Once people realize that AI is irregular intelligence, according to experts like Mr. Chollet, develop a better understanding of how AI is likely to evolve in the coming years and what effect it could have on the labor market. “This will depend on what tasks you automate, how and when,” said Dr. Imas.
AI systems like Claude and OpenAI’s ChatGPT They learn their skills identifying patterns in digital dataincluding Wikipedia articles, news, computer programs and other text collected from the Internet. But this has its limitations. The Internet houses only a small fraction of human knowledge. It records what people do in the digital world, but contains relatively little information about what happens in the physical world.

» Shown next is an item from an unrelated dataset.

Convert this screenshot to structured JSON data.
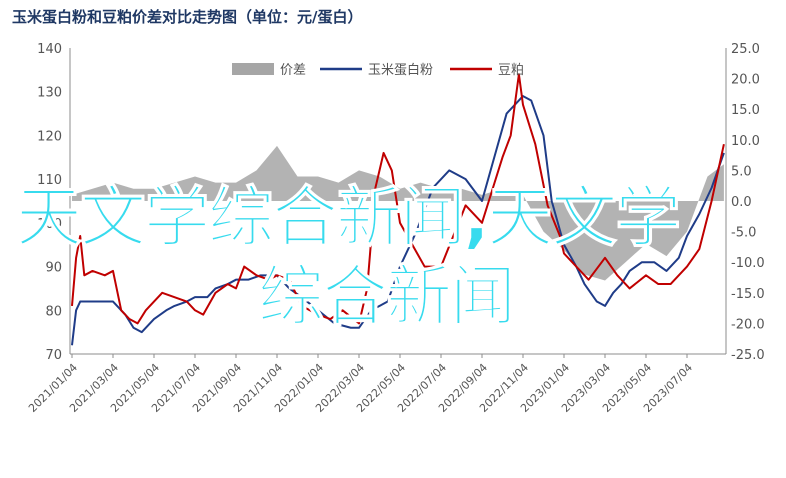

This means that these systems can write emails, answer questions, improvise on almost any topic, and generate computer code. However, Since AI systems reproduce the patterns they find in digital data, they are not good at planning ahead, generating new ideas, or tackling tasks they haven’t seen before.. “AI does not have general intelligence,” Mr. Chollet said, adding: “What it does have is a wide variety of abilities.”
Now, companies like Anthropic and OpenAI are teaching these systems additional skills using a technique called reinforcement learning. For example, by solving thousands of math problems, they can learn which methods lead to the correct answer and which do not.
This works well in areas like mathematics and computer programming, where AI companies can clearly define right and wrong behavior (the answer to a math problem is right or wrong; computer code passes or fails a performance test).
But reinforcement learning doesn’t work as well in areas like creative writing, philosophy, or even some sciences.where the distinction between good and evil is harder to pin down. “Programming, which everyone is excited about right now, is not all that AI does,” said Joshua Gans, an economist at the University of Toronto’s Rotman School of Management, adding: “With programming, it’s much easier to use a feedback system to determine what works and what doesn’t.”
For users, it is often difficult to discern what AI does well and what it doesn’t. And when they finally understand the strengths and weaknesses of the systems, the technology changes. “The unpredictability of AI means that problems can arise from anywhere,” Dr. Gans said, adding: “There are gaps, and we don’t always know where they are.”
The unknown is that AI is improving rapidly. Many of the shortcomings that Dr. Karpathy and others pointed out in 2024 and early 2025 no longer exist. Companies will find other shortcomings and correct them as well. “Technological gaps are closing,” concluded Dr. Imas.